La démocratie liquide
Lionel Cordier, doctorant en sciences politiques spécialisé dans les dynamiques politiques islandaises, décrit la démocratie liquide comme constituant « une sorte de forme élaborée de démocratie délégative et du mandat impératif, conjuguée à l’usage des nouvelles technologies. Elle consiste principalement en la possibilité de déléguer son vote, de façon permanente ou non, à des personnes que l’on estime plus compétentes et en fonction d’enjeux délimités (6).

(1) En 2011-2012, 25 citoyen-ne-s élu-e-s ont élaboré un projet constitutionnel en s’appuyant sur les recommandations de 950 citoyen-ne-s tiré-e-s au sort et sur une vaste consultation numérique.

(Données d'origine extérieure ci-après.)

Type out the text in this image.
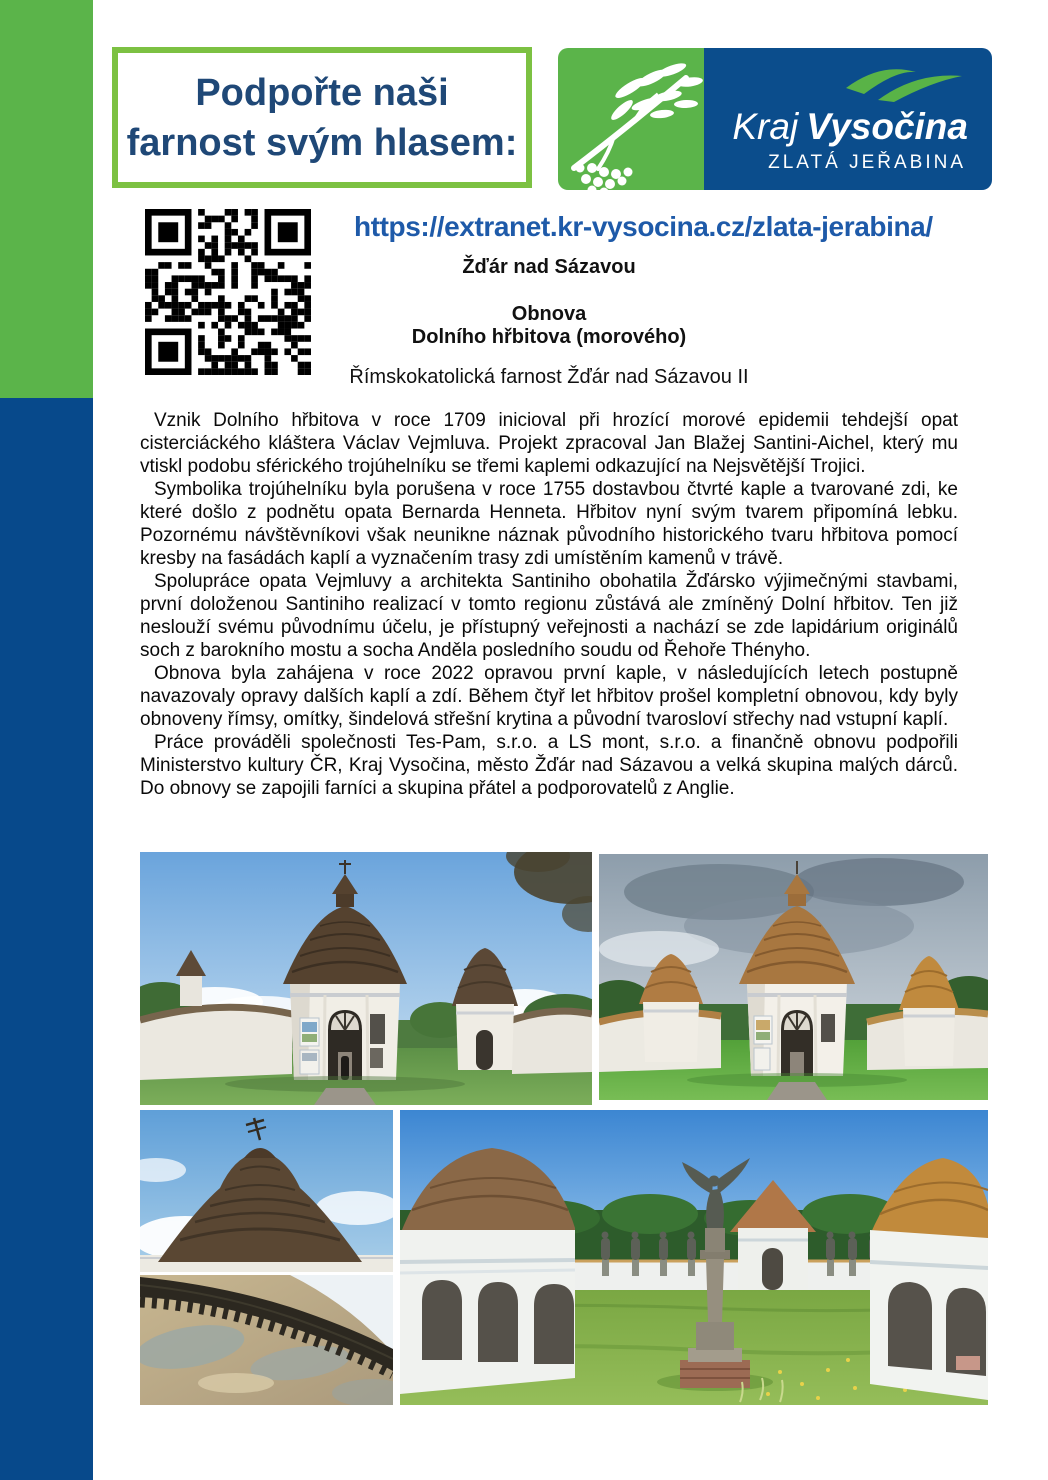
Podpořte naši
farnost svým hlasem:	Kraj Vysočina
ZLATÁ JEŘABINA
https://extranet.kr-vysocina.cz/zlata-jerabina/
Žďár nad Sázavou
Obnova
Dolního hřbitova (morového)
Římskokatolická farnost Žďár nad Sázavou II

Vznik Dolního hřbitova v roce 1709 inicioval při hrozící morové epidemii tehdejší opat cisterciáckého kláštera Václav Vejmluva. Projekt zpracoval Jan Blažej Santini-Aichel, který mu vtiskl podobu sférického trojúhelníku se třemi kaplemi odkazující na Nejsvětější Trojici.

Symbolika trojúhelníku byla porušena v roce 1755 dostavbou čtvrté kaple a tvarované zdi, ke které došlo z podnětu opata Bernarda Henneta. Hřbitov nyní svým tvarem připomíná lebku. Pozornému návštěvníkovi však neunikne náznak původního historického tvaru hřbitova pomocí kresby na fasádách kaplí a vyznačením trasy zdi umístěním kamenů v trávě.

Spolupráce opata Vejmluvy a architekta Santiniho obohatila Žďársko výjimečnými stavbami, první doloženou Santiniho realizací v tomto regionu zůstává ale zmíněný Dolní hřbitov. Ten již neslouží svému původnímu účelu, je přístupný veřejnosti a nachází se zde lapidárium originálů soch z barokního mostu a socha Anděla posledního soudu od Řehoře Thényho.

Obnova byla zahájena v roce 2022 opravou první kaple, v následujících letech postupně navazovaly opravy dalších kaplí a zdí. Během čtyř let hřbitov prošel kompletní obnovou, kdy byly obnoveny římsy, omítky, šindelová střešní krytina a původní tvarosloví střechy nad vstupní kaplí.

Práce prováděli společnosti Tes-Pam, s.r.o. a LS mont, s.r.o. a finančně obnovu podpořili Ministerstvo kultury ČR, Kraj Vysočina, město Žďár nad Sázavou a velká skupina malých dárců. Do obnovy se zapojili farníci a skupina přátel a podporovatelů z Anglie.
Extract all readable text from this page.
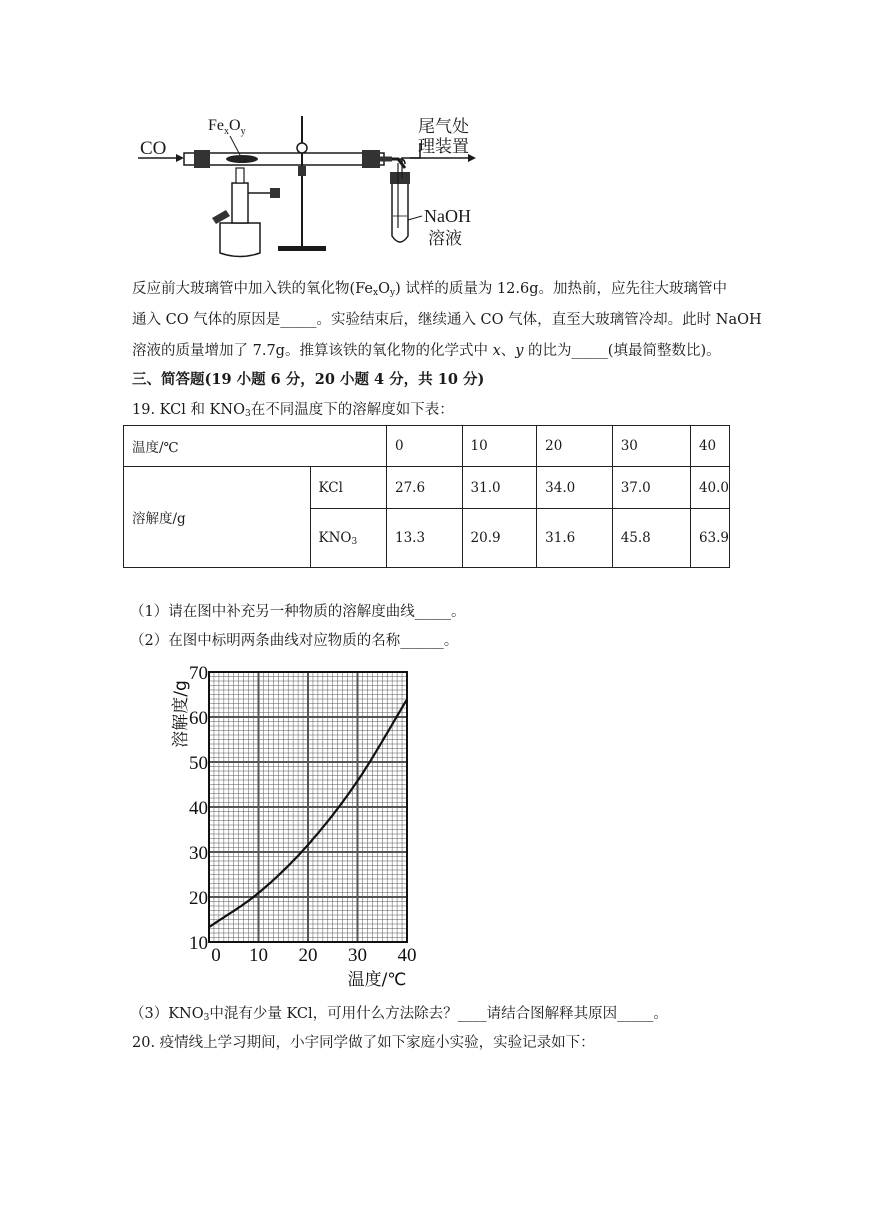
CO
$Fe_xO_y$	尾气处
理装置
NaOH
溶液
反应前大玻璃管中加入铁的氧化物$(Fe_xO_y)$ 试样的质量为 12.6g。加热前，应先往大玻璃管中
通入 CO 气体的原因是_____。实验结束后，继续通入 CO 气体，直至大玻璃管冷却。此时 NaOH
溶液的质量增加了 7.7g。推算该铁的氧化物的化学式中 x、y 的比为_____(填最简整数比)。
三、简答题(19 小题 6 分，20 小题 4 分，共 10 分)
19. KCl 和 $KNO_3$在不同温度下的溶解度如下表：
温度/℃		0	10	20	30	40
溶解度/g	KCl	27.6	31.0	34.0	37.0	40.0
	$KNO_3$	13.3	20.9	31.6	45.8	63.9
（1）请在图中补充另一种物质的溶解度曲线_____。
（2）在图中标明两条曲线对应物质的名称______。
10
20
30
40
50
60
70
0 10 20 30 40
温度/℃
溶解度/g
$(3)KNO_3$中混有少量 KCl，可用什么方法除去？____请结合图解释其原因_____。
20. 疫情线上学习期间，小宇同学做了如下家庭小实验，实验记录如下：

(2) Référendum consultatif, 66 % de oui, 49 % de participation.
(3) Ils-elles sont notamment opposés à certaines des dispositions prévues dans le texte, en particulier le rééquilibrage de la représentation électorale entre zones rurales et zones urbaines (actuellement plus favorable aux premières) et la nationalisation des ressources naturelles de l’île.
(4) Katrín Oddsdóttir, dans une interview publiée par Mediapart le 8 octobre 2016.
(5) Le gouvernement formé par "Parti de l’indépendance", n’est majoritaire que d’une voix, et son partenaire centriste "Avenir radieux" est assez imprévisible.
(6) L. Cordier, Les pirates en politique, l’ascension d’un parti islandais, La Vie des Idées, 7 octobre 2016.